The absence of any clear constitutional provision expressly protecting privacy no doubt adds to the judiciary’s reluctance to fashion limits on laws justified as seeking to make government more ethical. None of the more specific and relatively well-defined provisions of the Bill of Rights applies to financial disclosure legislation. Courts are therefore left to consider possible limits based only upon the general right of privacy, an interest that permeates our constitutional scheme but finds no specific expression. While some former Justices of the Supreme Court could peer into the constitutional penumbra and discern with confidence the contours of the privacy right, less visionary readings now prevail.
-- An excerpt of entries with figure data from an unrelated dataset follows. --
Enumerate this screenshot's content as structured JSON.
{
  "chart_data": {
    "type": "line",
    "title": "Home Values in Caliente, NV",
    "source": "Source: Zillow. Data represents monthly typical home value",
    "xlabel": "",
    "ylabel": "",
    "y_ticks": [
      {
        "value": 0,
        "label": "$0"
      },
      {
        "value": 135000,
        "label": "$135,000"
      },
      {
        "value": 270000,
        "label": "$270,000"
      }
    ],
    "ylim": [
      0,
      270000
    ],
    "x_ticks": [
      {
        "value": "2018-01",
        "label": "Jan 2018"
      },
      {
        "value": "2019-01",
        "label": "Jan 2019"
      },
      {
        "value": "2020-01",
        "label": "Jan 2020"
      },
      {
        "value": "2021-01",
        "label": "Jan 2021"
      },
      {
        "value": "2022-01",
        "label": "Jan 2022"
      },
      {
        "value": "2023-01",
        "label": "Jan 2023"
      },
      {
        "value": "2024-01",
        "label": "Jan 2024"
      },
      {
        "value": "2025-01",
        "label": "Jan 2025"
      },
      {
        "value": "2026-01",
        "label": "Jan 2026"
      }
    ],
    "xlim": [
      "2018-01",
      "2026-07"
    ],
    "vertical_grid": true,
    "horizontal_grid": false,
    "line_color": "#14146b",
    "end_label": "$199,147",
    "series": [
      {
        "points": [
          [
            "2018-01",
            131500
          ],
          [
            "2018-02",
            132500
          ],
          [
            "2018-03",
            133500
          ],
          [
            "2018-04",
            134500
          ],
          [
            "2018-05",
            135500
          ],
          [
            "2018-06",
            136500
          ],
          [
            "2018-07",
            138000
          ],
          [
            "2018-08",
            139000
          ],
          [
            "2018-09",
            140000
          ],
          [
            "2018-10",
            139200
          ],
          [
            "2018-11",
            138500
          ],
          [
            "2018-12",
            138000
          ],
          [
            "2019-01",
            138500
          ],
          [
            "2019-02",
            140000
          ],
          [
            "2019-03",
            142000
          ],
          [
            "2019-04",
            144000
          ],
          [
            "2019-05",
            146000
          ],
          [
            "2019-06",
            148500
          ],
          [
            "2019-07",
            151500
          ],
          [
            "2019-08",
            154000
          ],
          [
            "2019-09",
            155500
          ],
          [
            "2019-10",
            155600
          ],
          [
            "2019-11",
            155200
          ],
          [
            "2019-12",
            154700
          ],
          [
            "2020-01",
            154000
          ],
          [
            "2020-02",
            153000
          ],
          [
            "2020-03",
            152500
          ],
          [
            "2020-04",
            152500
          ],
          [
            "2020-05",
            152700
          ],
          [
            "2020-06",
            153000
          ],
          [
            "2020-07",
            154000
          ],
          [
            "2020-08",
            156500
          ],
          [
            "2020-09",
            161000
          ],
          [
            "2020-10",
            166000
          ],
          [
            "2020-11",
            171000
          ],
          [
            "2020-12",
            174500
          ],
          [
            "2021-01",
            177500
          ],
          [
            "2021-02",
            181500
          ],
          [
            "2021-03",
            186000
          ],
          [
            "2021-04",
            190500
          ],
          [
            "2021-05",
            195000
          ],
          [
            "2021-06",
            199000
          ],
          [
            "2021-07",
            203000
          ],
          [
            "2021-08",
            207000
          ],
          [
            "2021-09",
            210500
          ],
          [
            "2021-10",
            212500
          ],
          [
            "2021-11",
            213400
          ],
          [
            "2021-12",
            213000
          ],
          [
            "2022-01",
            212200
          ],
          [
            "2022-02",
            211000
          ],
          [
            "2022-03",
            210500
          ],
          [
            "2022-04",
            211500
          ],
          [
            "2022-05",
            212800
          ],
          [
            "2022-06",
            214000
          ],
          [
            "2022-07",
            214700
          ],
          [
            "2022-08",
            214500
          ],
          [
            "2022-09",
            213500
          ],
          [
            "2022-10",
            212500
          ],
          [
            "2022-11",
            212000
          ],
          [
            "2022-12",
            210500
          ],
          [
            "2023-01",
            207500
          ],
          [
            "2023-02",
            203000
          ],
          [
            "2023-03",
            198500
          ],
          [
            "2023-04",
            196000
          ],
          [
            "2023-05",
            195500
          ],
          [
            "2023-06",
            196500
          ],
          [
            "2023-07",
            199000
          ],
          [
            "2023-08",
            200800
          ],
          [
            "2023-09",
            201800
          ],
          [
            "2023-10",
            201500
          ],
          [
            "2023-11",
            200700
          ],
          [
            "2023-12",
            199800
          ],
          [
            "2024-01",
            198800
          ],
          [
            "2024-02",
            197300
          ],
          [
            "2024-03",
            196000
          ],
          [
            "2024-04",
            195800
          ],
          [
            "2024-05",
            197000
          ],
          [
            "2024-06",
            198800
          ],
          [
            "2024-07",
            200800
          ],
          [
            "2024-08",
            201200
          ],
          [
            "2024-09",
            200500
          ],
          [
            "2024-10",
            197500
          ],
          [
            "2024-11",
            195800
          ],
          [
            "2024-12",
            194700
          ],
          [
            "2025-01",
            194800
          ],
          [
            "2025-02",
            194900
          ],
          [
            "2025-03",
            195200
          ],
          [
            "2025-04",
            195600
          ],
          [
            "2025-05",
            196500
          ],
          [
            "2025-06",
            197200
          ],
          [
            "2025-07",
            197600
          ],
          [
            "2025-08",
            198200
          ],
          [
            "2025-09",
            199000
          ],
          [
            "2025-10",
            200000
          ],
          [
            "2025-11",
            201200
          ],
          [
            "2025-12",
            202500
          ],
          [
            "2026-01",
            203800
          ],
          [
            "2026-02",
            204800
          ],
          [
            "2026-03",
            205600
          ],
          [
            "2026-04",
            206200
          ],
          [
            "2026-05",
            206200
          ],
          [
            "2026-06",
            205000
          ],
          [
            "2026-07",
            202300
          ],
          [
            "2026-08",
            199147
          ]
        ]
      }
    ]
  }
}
The sweeping claims generally advanced by plaintiffs challenging such laws have made judicial involvement even less tenable than* the interests at stake might warrant. Courts have rarely if ever been provided the evidence in specific cases that might establish the propriety of limited protections against the overbroad use of an otherwise proper legislative device.

To the extent plaintiffs in these cases have presented a facial attack on LL 48, their challenge must fail.